In other words, when the light source illuminance is low and the image contrast is low, V _AH is low, and both V _AH and V _AL are also small. In this case, the value of (1-1/n) V _AH + Vm is small, and therefore the detection sensitivity is automatically becomes high, and changes in the level of the video signal V _A can be detected with high sensitivity. Furthermore, when the light source illuminance is high and the image contrast is high, V _AH becomes high and V _AH - V _AL also becomes large. In this case, the value of (1-1/n) V _AH + Vm becomes large, and therefore the detection The sensitivity is automatically lowered, making it possible to perform highly reliable detection operations without being affected by unnecessary fluctuations due to noise or the like in the video signal _VA .

Next, other embodiments of this invention will be described. In the above embodiment, in addition to attenuating the signal to 1/n, a constant current source is used to shift the level, but this prevents the sensitivity from increasing more than necessary when V _AH approaches zero. This is to prevent this, and in some cases, it may not be necessary to perform this level shift. Further, in the embodiment described above, one ends of the resistors R2 and R4 are connected to the ground potential, but an appropriate constant voltage may be applied to this point if necessary. Furthermore, in the above embodiment, either the video signal V _A or the delayed signal V′ _A is attenuated at a predetermined ratio and the level is compared with the other, but either one is amplified at a predetermined ratio, The same is true when comparing with the other one. Furthermore, although the above description uses as an example a barcode video signal in a barcode reader, it is of course possible to handle various other analog input signals. Further, if necessary, it may be possible to detect either the rising edge or the falling edge.
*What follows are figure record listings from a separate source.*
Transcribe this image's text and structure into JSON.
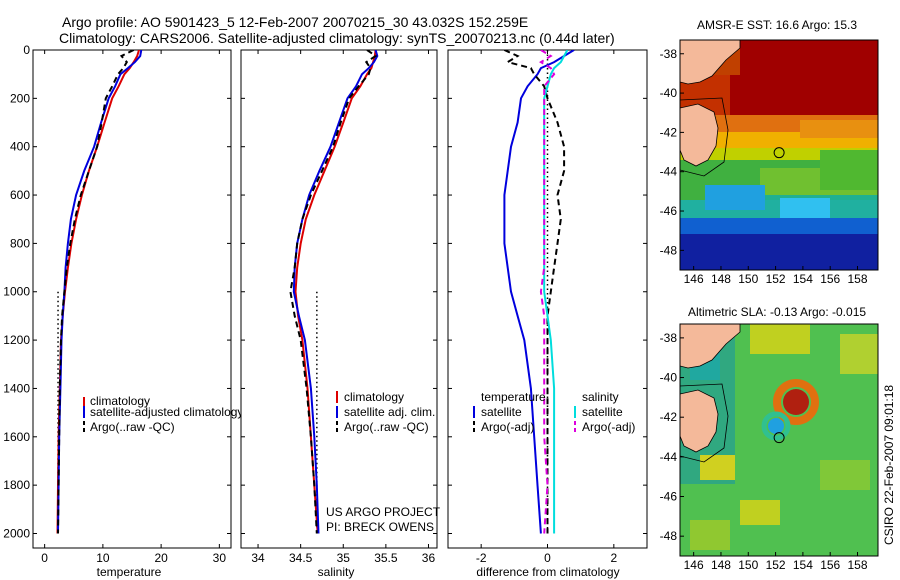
{
  "header": {
    "title": "Argo profile: AO 5901423_5 12-Feb-2007 20070215_30 43.032S 152.259E",
    "subtitle": "Climatology: CARS2006. Satellite-adjusted climatology: synTS_20070213.nc (0.44d later)"
  },
  "colors": {
    "climatology": "#dd0000",
    "satellite": "#0000dd",
    "argo": "#000000",
    "sal_satellite": "#00dddd",
    "sal_argo": "#dd00dd",
    "land": "#f4b99a"
  },
  "chart_data": [
    {
      "type": "line",
      "id": "temperature",
      "xlabel": "temperature",
      "ylabel": "",
      "xlim": [
        -2,
        32
      ],
      "ylim": [
        2060,
        0
      ],
      "xticks": [
        0,
        10,
        20,
        30
      ],
      "yticks": [
        0,
        200,
        400,
        600,
        800,
        1000,
        1200,
        1400,
        1600,
        1800,
        2000
      ],
      "legend": [
        "climatology",
        "satellite-adjusted climatology",
        "Argo(..raw -QC)"
      ],
      "series": [
        {
          "name": "climatology",
          "color": "#dd0000",
          "dash": "solid",
          "x": [
            16.2,
            15.9,
            15.3,
            14.6,
            13.7,
            12.7,
            11.6,
            10.3,
            9.0,
            7.6,
            6.4,
            5.4,
            4.6,
            4.0,
            3.5,
            3.1,
            2.8,
            2.6,
            2.4,
            2.3,
            2.2
          ],
          "y": [
            0,
            25,
            50,
            75,
            100,
            150,
            200,
            300,
            400,
            500,
            600,
            700,
            800,
            900,
            1000,
            1100,
            1200,
            1400,
            1600,
            1800,
            2000
          ]
        },
        {
          "name": "satellite-adjusted climatology",
          "color": "#0000dd",
          "dash": "solid",
          "x": [
            16.6,
            16.4,
            15.5,
            14.3,
            13.0,
            12.1,
            11.0,
            9.7,
            8.5,
            6.8,
            5.4,
            4.5,
            4.0,
            3.6,
            3.4,
            3.1,
            2.9,
            2.7,
            2.5,
            2.4,
            2.3
          ],
          "y": [
            0,
            25,
            50,
            75,
            100,
            150,
            200,
            300,
            400,
            500,
            600,
            700,
            800,
            900,
            1000,
            1100,
            1200,
            1400,
            1600,
            1800,
            2000
          ]
        },
        {
          "name": "Argo(..raw -QC)",
          "color": "#000000",
          "dash": "dash",
          "x": [
            15.3,
            13.2,
            14.1,
            13.5,
            12.6,
            11.6,
            10.5,
            9.8,
            9.0,
            7.6,
            6.2,
            5.2,
            4.4,
            3.8,
            3.4,
            3.0,
            2.8,
            2.6,
            2.5,
            2.4,
            2.3
          ],
          "y": [
            0,
            25,
            50,
            75,
            100,
            150,
            200,
            300,
            400,
            500,
            600,
            700,
            800,
            900,
            1000,
            1100,
            1200,
            1400,
            1600,
            1800,
            2000
          ]
        }
      ],
      "dotted_ref": {
        "x": 2.3,
        "y": [
          1000,
          2000
        ]
      }
    },
    {
      "type": "line",
      "id": "salinity",
      "xlabel": "salinity",
      "ylabel": "",
      "xlim": [
        33.8,
        36.1
      ],
      "ylim": [
        2060,
        0
      ],
      "xticks": [
        34,
        34.5,
        35,
        35.5,
        36
      ],
      "yticks": [
        0,
        200,
        400,
        600,
        800,
        1000,
        1200,
        1400,
        1600,
        1800,
        2000
      ],
      "legend": [
        "climatology",
        "satellite adj. clim.",
        "Argo(..raw -QC)"
      ],
      "annotation": [
        "US ARGO PROJECT",
        "PI: BRECK OWENS"
      ],
      "series": [
        {
          "name": "climatology",
          "color": "#dd0000",
          "dash": "solid",
          "x": [
            35.38,
            35.37,
            35.35,
            35.33,
            35.28,
            35.2,
            35.1,
            35.0,
            34.9,
            34.78,
            34.66,
            34.56,
            34.5,
            34.46,
            34.44,
            34.47,
            34.52,
            34.58,
            34.62,
            34.66,
            34.7
          ],
          "y": [
            0,
            25,
            50,
            75,
            100,
            150,
            200,
            300,
            400,
            500,
            600,
            700,
            800,
            900,
            1000,
            1100,
            1200,
            1400,
            1600,
            1800,
            2000
          ]
        },
        {
          "name": "satellite adj. clim.",
          "color": "#0000dd",
          "dash": "solid",
          "x": [
            35.38,
            35.4,
            35.36,
            35.3,
            35.22,
            35.15,
            35.05,
            34.95,
            34.85,
            34.72,
            34.6,
            34.52,
            34.46,
            34.43,
            34.42,
            34.48,
            34.55,
            34.62,
            34.66,
            34.69,
            34.71
          ],
          "y": [
            0,
            25,
            50,
            75,
            100,
            150,
            200,
            300,
            400,
            500,
            600,
            700,
            800,
            900,
            1000,
            1100,
            1200,
            1400,
            1600,
            1800,
            2000
          ]
        },
        {
          "name": "Argo(..raw -QC)",
          "color": "#000000",
          "dash": "dash",
          "x": [
            35.28,
            35.38,
            35.27,
            35.32,
            35.3,
            35.18,
            35.07,
            34.97,
            34.88,
            34.75,
            34.62,
            34.52,
            34.46,
            34.43,
            34.38,
            34.43,
            34.5,
            34.57,
            34.62,
            34.66,
            34.69
          ],
          "y": [
            0,
            25,
            50,
            75,
            100,
            150,
            200,
            300,
            400,
            500,
            600,
            700,
            800,
            900,
            1000,
            1100,
            1200,
            1400,
            1600,
            1800,
            2000
          ]
        }
      ],
      "dotted_ref": {
        "x": 34.69,
        "y": [
          1000,
          2000
        ]
      }
    },
    {
      "type": "line",
      "id": "difference",
      "xlabel": "difference from climatology",
      "ylabel": "",
      "xlim": [
        -3,
        3
      ],
      "ylim": [
        2060,
        0
      ],
      "xticks": [
        -2,
        0,
        2
      ],
      "yticks": [
        0,
        200,
        400,
        600,
        800,
        1000,
        1200,
        1400,
        1600,
        1800,
        2000
      ],
      "legend_title_temperature": "temperature",
      "legend_title_salinity": "salinity",
      "legend_temperature": [
        "satellite",
        "Argo(-adj)"
      ],
      "legend_salinity": [
        "satellite",
        "Argo(-adj)"
      ],
      "series": [
        {
          "name": "temperature satellite",
          "color": "#0000dd",
          "dash": "solid",
          "x": [
            0.8,
            0.5,
            0.2,
            -0.2,
            -0.3,
            -0.6,
            -0.8,
            -0.9,
            -1.1,
            -1.2,
            -1.3,
            -1.3,
            -1.3,
            -1.2,
            -1.1,
            -0.9,
            -0.7,
            -0.5,
            -0.4,
            -0.3,
            -0.2
          ],
          "y": [
            0,
            25,
            50,
            75,
            100,
            150,
            200,
            300,
            400,
            500,
            600,
            700,
            800,
            900,
            1000,
            1100,
            1200,
            1400,
            1600,
            1800,
            2000
          ]
        },
        {
          "name": "temperature Argo(-adj)",
          "color": "#000000",
          "dash": "dash",
          "x": [
            -1.3,
            -0.9,
            -1.2,
            -0.5,
            -0.4,
            -0.1,
            0.0,
            0.3,
            0.5,
            0.5,
            0.3,
            0.4,
            0.3,
            0.2,
            0.1,
            0.0,
            0.0,
            0.0,
            0.0,
            0.0,
            0.0
          ],
          "y": [
            0,
            25,
            50,
            75,
            100,
            150,
            200,
            300,
            400,
            500,
            600,
            700,
            800,
            900,
            1000,
            1100,
            1200,
            1400,
            1600,
            1800,
            2000
          ]
        },
        {
          "name": "salinity satellite",
          "color": "#00dddd",
          "dash": "solid",
          "x": [
            0.6,
            0.5,
            0.4,
            0.2,
            0.1,
            0.0,
            -0.1,
            -0.1,
            -0.1,
            -0.1,
            -0.1,
            -0.1,
            -0.1,
            -0.1,
            -0.1,
            0.0,
            0.1,
            0.2,
            0.2,
            0.2,
            0.2
          ],
          "y": [
            0,
            25,
            50,
            75,
            100,
            150,
            200,
            300,
            400,
            500,
            600,
            700,
            800,
            900,
            1000,
            1100,
            1200,
            1400,
            1600,
            1800,
            2000
          ]
        },
        {
          "name": "salinity Argo(-adj)",
          "color": "#dd00dd",
          "dash": "dash",
          "x": [
            -0.2,
            0.1,
            -0.2,
            0.1,
            0.2,
            -0.1,
            -0.1,
            -0.1,
            -0.1,
            -0.1,
            -0.1,
            -0.1,
            -0.1,
            -0.1,
            -0.2,
            -0.1,
            -0.1,
            -0.1,
            -0.1,
            0.0,
            -0.1
          ],
          "y": [
            0,
            25,
            50,
            75,
            100,
            150,
            200,
            300,
            400,
            500,
            600,
            700,
            800,
            900,
            1000,
            1100,
            1200,
            1400,
            1600,
            1800,
            2000
          ]
        }
      ],
      "dotted_ref": {
        "x": 0,
        "y": [
          0,
          2000
        ]
      }
    },
    {
      "type": "heatmap",
      "id": "sst",
      "title": "AMSR-E SST: 16.6 Argo: 15.3",
      "xlim": [
        145,
        159.5
      ],
      "ylim": [
        -49,
        -37.3
      ],
      "xticks": [
        146,
        148,
        150,
        152,
        154,
        156,
        158
      ],
      "yticks": [
        -38,
        -40,
        -42,
        -44,
        -46,
        -48
      ],
      "marker": {
        "lon": 152.259,
        "lat": -43.032
      }
    },
    {
      "type": "heatmap",
      "id": "sla",
      "title": "Altimetric SLA: -0.13 Argo: -0.015",
      "xlim": [
        145,
        159.5
      ],
      "ylim": [
        -49,
        -37.3
      ],
      "xticks": [
        146,
        148,
        150,
        152,
        154,
        156,
        158
      ],
      "yticks": [
        -38,
        -40,
        -42,
        -44,
        -46,
        -48
      ],
      "marker": {
        "lon": 152.259,
        "lat": -43.032
      }
    }
  ],
  "footer": {
    "side_credit": "CSIRO 22-Feb-2007 09:01:18"
  }
}
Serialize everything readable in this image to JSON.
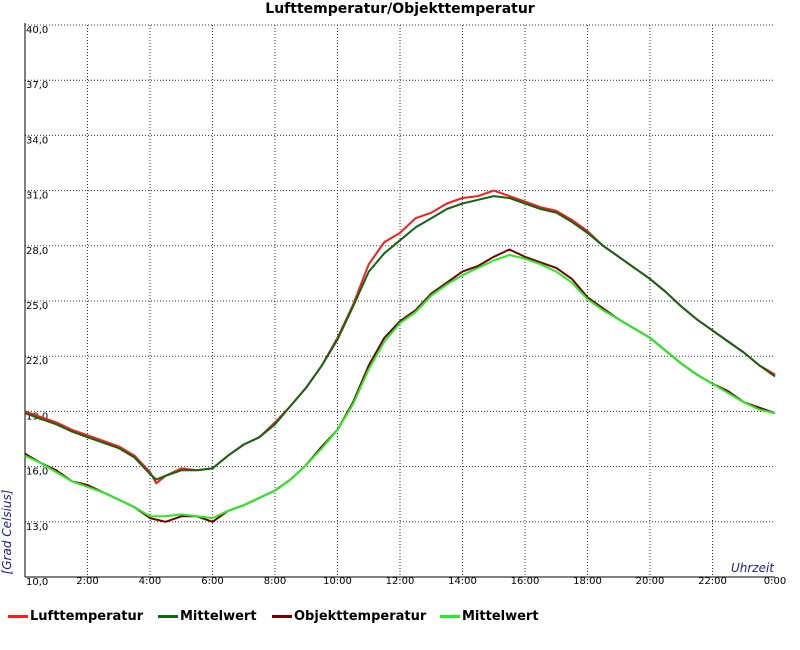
{
  "chart_data": {
    "type": "line",
    "title": "Lufttemperatur/Objekttemperatur",
    "xlabel": "Uhrzeit",
    "ylabel": "[Grad Celsius]",
    "ylim": [
      10.0,
      40.0
    ],
    "y_ticks": [
      "10,0",
      "13,0",
      "16,0",
      "19,0",
      "22,0",
      "25,0",
      "28,0",
      "31,0",
      "34,0",
      "37,0",
      "40,0"
    ],
    "x_ticks": [
      "2:00",
      "4:00",
      "6:00",
      "8:00",
      "10:00",
      "12:00",
      "14:00",
      "16:00",
      "18:00",
      "20:00",
      "22:00",
      "0:00"
    ],
    "xlim_hours": [
      0,
      24
    ],
    "grid": true,
    "legend_position": "bottom",
    "series": [
      {
        "name": "Lufttemperatur",
        "color": "#ff1a1a",
        "x": [
          0,
          0.5,
          1,
          1.5,
          2,
          2.5,
          3,
          3.5,
          4,
          4.2,
          4.5,
          5,
          5.5,
          6,
          6.5,
          7,
          7.5,
          8,
          8.5,
          9,
          9.5,
          10,
          10.5,
          11,
          11.5,
          12,
          12.5,
          13,
          13.5,
          14,
          14.5,
          15,
          15.5,
          16,
          16.5,
          17,
          17.5,
          18,
          18.5,
          19,
          19.5,
          20,
          20.5,
          21,
          21.5,
          22,
          22.5,
          23,
          23.5,
          24
        ],
        "y": [
          19.0,
          18.7,
          18.4,
          18.0,
          17.7,
          17.4,
          17.1,
          16.6,
          15.7,
          15.1,
          15.5,
          15.9,
          15.8,
          15.9,
          16.6,
          17.2,
          17.6,
          18.4,
          19.3,
          20.3,
          21.5,
          23.0,
          24.8,
          27.0,
          28.2,
          28.7,
          29.5,
          29.8,
          30.3,
          30.6,
          30.7,
          31.0,
          30.7,
          30.4,
          30.1,
          29.9,
          29.4,
          28.8,
          28.0,
          27.4,
          26.8,
          26.2,
          25.5,
          24.7,
          24.0,
          23.4,
          22.8,
          22.2,
          21.5,
          21.0
        ]
      },
      {
        "name": "Mittelwert",
        "color": "#116611",
        "x": [
          0,
          0.5,
          1,
          1.5,
          2,
          2.5,
          3,
          3.5,
          4,
          4.2,
          4.5,
          5,
          5.5,
          6,
          6.5,
          7,
          7.5,
          8,
          8.5,
          9,
          9.5,
          10,
          10.5,
          11,
          11.5,
          12,
          12.5,
          13,
          13.5,
          14,
          14.5,
          15,
          15.5,
          16,
          16.5,
          17,
          17.5,
          18,
          18.5,
          19,
          19.5,
          20,
          20.5,
          21,
          21.5,
          22,
          22.5,
          23,
          23.5,
          24
        ],
        "y": [
          18.9,
          18.6,
          18.3,
          17.9,
          17.6,
          17.3,
          17.0,
          16.5,
          15.6,
          15.3,
          15.5,
          15.8,
          15.8,
          15.9,
          16.6,
          17.2,
          17.6,
          18.3,
          19.3,
          20.3,
          21.5,
          22.9,
          24.7,
          26.6,
          27.6,
          28.3,
          29.0,
          29.5,
          30.0,
          30.3,
          30.5,
          30.7,
          30.6,
          30.3,
          30.0,
          29.8,
          29.3,
          28.7,
          28.0,
          27.4,
          26.8,
          26.2,
          25.5,
          24.7,
          24.0,
          23.4,
          22.8,
          22.2,
          21.5,
          20.9
        ]
      },
      {
        "name": "Objekttemperatur",
        "color": "#7a0000",
        "x": [
          0,
          0.5,
          1,
          1.5,
          2,
          2.5,
          3,
          3.5,
          4,
          4.5,
          5,
          5.5,
          6,
          6.5,
          7,
          7.5,
          8,
          8.5,
          9,
          9.5,
          10,
          10.5,
          11,
          11.5,
          12,
          12.5,
          13,
          13.5,
          14,
          14.5,
          15,
          15.5,
          16,
          16.5,
          17,
          17.5,
          18,
          18.5,
          19,
          19.5,
          20,
          20.5,
          21,
          21.5,
          22,
          22.5,
          23,
          23.5,
          24
        ],
        "y": [
          16.7,
          16.2,
          15.8,
          15.2,
          15.0,
          14.6,
          14.2,
          13.8,
          13.2,
          13.0,
          13.3,
          13.3,
          13.0,
          13.6,
          13.9,
          14.3,
          14.7,
          15.3,
          16.1,
          17.1,
          18.0,
          19.5,
          21.5,
          23.0,
          23.9,
          24.5,
          25.4,
          26.0,
          26.6,
          26.9,
          27.4,
          27.8,
          27.4,
          27.1,
          26.8,
          26.2,
          25.2,
          24.6,
          24.0,
          23.5,
          23.0,
          22.3,
          21.6,
          21.0,
          20.5,
          20.1,
          19.5,
          19.2,
          18.9
        ]
      },
      {
        "name": "Mittelwert",
        "color": "#22ee22",
        "x": [
          0,
          0.5,
          1,
          1.5,
          2,
          2.5,
          3,
          3.5,
          4,
          4.5,
          5,
          5.5,
          6,
          6.5,
          7,
          7.5,
          8,
          8.5,
          9,
          9.5,
          10,
          10.5,
          11,
          11.5,
          12,
          12.5,
          13,
          13.5,
          14,
          14.5,
          15,
          15.5,
          16,
          16.5,
          17,
          17.5,
          18,
          18.5,
          19,
          19.5,
          20,
          20.5,
          21,
          21.5,
          22,
          22.5,
          23,
          23.5,
          24
        ],
        "y": [
          16.6,
          16.2,
          15.7,
          15.2,
          14.9,
          14.6,
          14.2,
          13.8,
          13.3,
          13.3,
          13.4,
          13.3,
          13.2,
          13.6,
          13.9,
          14.3,
          14.7,
          15.3,
          16.1,
          17.0,
          18.0,
          19.4,
          21.3,
          22.8,
          23.8,
          24.4,
          25.3,
          25.9,
          26.4,
          26.8,
          27.2,
          27.5,
          27.3,
          27.0,
          26.6,
          26.0,
          25.1,
          24.5,
          24.0,
          23.5,
          23.0,
          22.3,
          21.6,
          21.0,
          20.5,
          20.0,
          19.5,
          19.1,
          18.9
        ]
      }
    ]
  }
}
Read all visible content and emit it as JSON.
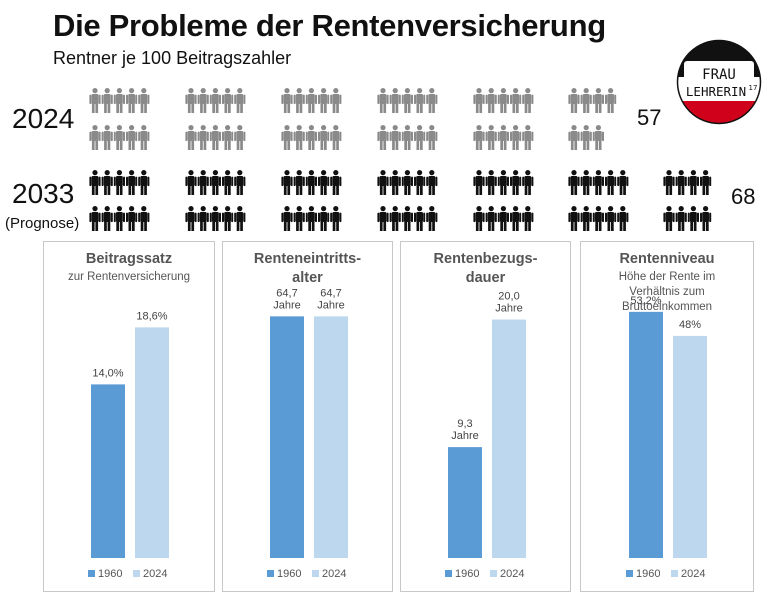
{
  "header": {
    "title": "Die Probleme der Rentenversicherung",
    "subtitle": "Rentner je 100 Beitragszahler"
  },
  "logo": {
    "line1": "FRAU",
    "line2": "LEHRERIN",
    "mark": "17"
  },
  "pictogram": {
    "rows": [
      {
        "year": "2024",
        "note": "",
        "count": "57",
        "color": "#8a8a8a"
      },
      {
        "year": "2033",
        "note": "(Prognose)",
        "count": "68",
        "color": "#111111"
      }
    ]
  },
  "chart_data": [
    {
      "type": "bar",
      "title": "Beitragssatz",
      "subtitle": "zur Rentenversicherung",
      "series": [
        {
          "name": "1960",
          "value": 14.0,
          "label": "14,0%"
        },
        {
          "name": "2024",
          "value": 18.6,
          "label": "18,6%"
        }
      ],
      "colors": [
        "#5b9bd5",
        "#bdd7ee"
      ],
      "ylim": [
        0,
        25
      ]
    },
    {
      "type": "bar",
      "title": "Renteneintritts-alter",
      "title_lines": [
        "Renteneintritts-",
        "alter"
      ],
      "subtitle": "",
      "series": [
        {
          "name": "1960",
          "value": 64.7,
          "label": "64,7 Jahre",
          "label_lines": [
            "64,7",
            "Jahre"
          ]
        },
        {
          "name": "2024",
          "value": 64.7,
          "label": "64,7 Jahre",
          "label_lines": [
            "64,7",
            "Jahre"
          ]
        }
      ],
      "colors": [
        "#5b9bd5",
        "#bdd7ee"
      ],
      "ylim": [
        0,
        83
      ]
    },
    {
      "type": "bar",
      "title": "Rentenbezugs-dauer",
      "title_lines": [
        "Rentenbezugs-",
        "dauer"
      ],
      "subtitle": "",
      "series": [
        {
          "name": "1960",
          "value": 9.3,
          "label": "9,3 Jahre",
          "label_lines": [
            "9,3",
            "Jahre"
          ]
        },
        {
          "name": "2024",
          "value": 20.0,
          "label": "20,0 Jahre",
          "label_lines": [
            "20,0",
            "Jahre"
          ]
        }
      ],
      "colors": [
        "#5b9bd5",
        "#bdd7ee"
      ],
      "ylim": [
        0,
        26
      ]
    },
    {
      "type": "bar",
      "title": "Rentenniveau",
      "subtitle": "Höhe der Rente im Verhältnis zum Bruttoeinkommen",
      "subtitle_lines": [
        "Höhe der Rente im",
        "Verhältnis zum",
        "Bruttoeinkommen"
      ],
      "series": [
        {
          "name": "1960",
          "value": 53.2,
          "label": "53,2%"
        },
        {
          "name": "2024",
          "value": 48,
          "label": "48%"
        }
      ],
      "colors": [
        "#5b9bd5",
        "#bdd7ee"
      ],
      "ylim": [
        0,
        67
      ]
    }
  ]
}
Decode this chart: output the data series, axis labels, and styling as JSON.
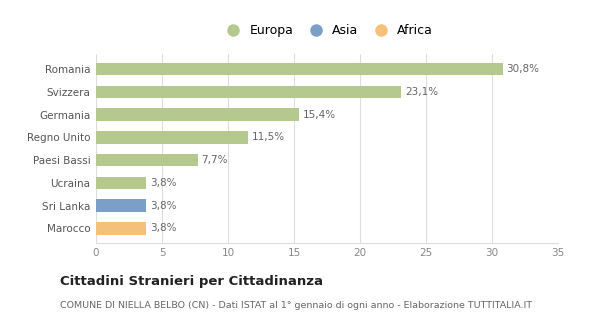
{
  "categories": [
    "Marocco",
    "Sri Lanka",
    "Ucraina",
    "Paesi Bassi",
    "Regno Unito",
    "Germania",
    "Svizzera",
    "Romania"
  ],
  "values": [
    3.8,
    3.8,
    3.8,
    7.7,
    11.5,
    15.4,
    23.1,
    30.8
  ],
  "labels": [
    "3,8%",
    "3,8%",
    "3,8%",
    "7,7%",
    "11,5%",
    "15,4%",
    "23,1%",
    "30,8%"
  ],
  "colors": [
    "#f5c07a",
    "#7b9fc7",
    "#b5c98e",
    "#b5c98e",
    "#b5c98e",
    "#b5c98e",
    "#b5c98e",
    "#b5c98e"
  ],
  "legend_labels": [
    "Europa",
    "Asia",
    "Africa"
  ],
  "legend_colors": [
    "#b5c98e",
    "#7b9fc7",
    "#f5c07a"
  ],
  "title": "Cittadini Stranieri per Cittadinanza",
  "subtitle": "COMUNE DI NIELLA BELBO (CN) - Dati ISTAT al 1° gennaio di ogni anno - Elaborazione TUTTITALIA.IT",
  "xlim": [
    0,
    35
  ],
  "xticks": [
    0,
    5,
    10,
    15,
    20,
    25,
    30,
    35
  ],
  "background_color": "#ffffff",
  "plot_bg_color": "#f8f8f8",
  "grid_color": "#dddddd"
}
As explained in detail above, the change point detection circuit according to the invention includes: an input signal delay circuit that delays an input signal by a predetermined time; a first attenuation circuit that attenuates the input signal before the delay at a predetermined ratio; a second attenuation circuit that attenuates the delayed input signal at a predetermined ratio; and a second attenuation circuit that attenuates the delayed input signal at a predetermined ratio;
This is because it includes a first discrimination circuit that discriminates the level of the non-delayed input signal, and a second discrimination circuit that discriminates the level of the delayed non-attenuated input signal based on the attenuated non-delayed input signal. , the detection sensitivity changes automatically to follow extremely low frequency fluctuations in the input signal, and it always reliably detects changing points, that is, both rising and falling points, with appropriate sensitivity over a wide range. be able to.

[Brief explanation of the drawing]

Fig. 1 is a diagram showing an example of the waveform of an input signal that is the subject of this invention, Fig. 2 is a circuit diagram of a conventional change point detection circuit, and Figs. 3a and 3b are waveform diagrams showing the operation of the same conventional circuit. , FIG. 4 is a circuit diagram of an embodiment of the change point detection circuit of this invention, FIG.
Figure b is a waveform diagram showing the operation of the circuit according to the present invention. 1, 2... Comparator, 5... Delay circuit, 4, 7...
...constant current source, R1 to R4...resistance.

Claims (1)

[Claims for Utility Model Registration] An input signal delay circuit that delays an input signal by a predetermined time; and a first circuit that attenuates the input signal before the delay by a predetermined ratio.
attenuation circuit, and a second attenuation circuit that attenuates the delayed input signal at a predetermined ratio.
a first discrimination circuit that discriminates the level of the non-delayed input signal using the delayed and attenuated input signal as a reference; and a first discrimination circuit that discriminates the level of the non-delayed input signal using the delayed and attenuated input signal as a reference; An analog signal change point detection device, comprising: a second discrimination circuit for level discrimination; and a second discrimination circuit for level discrimination.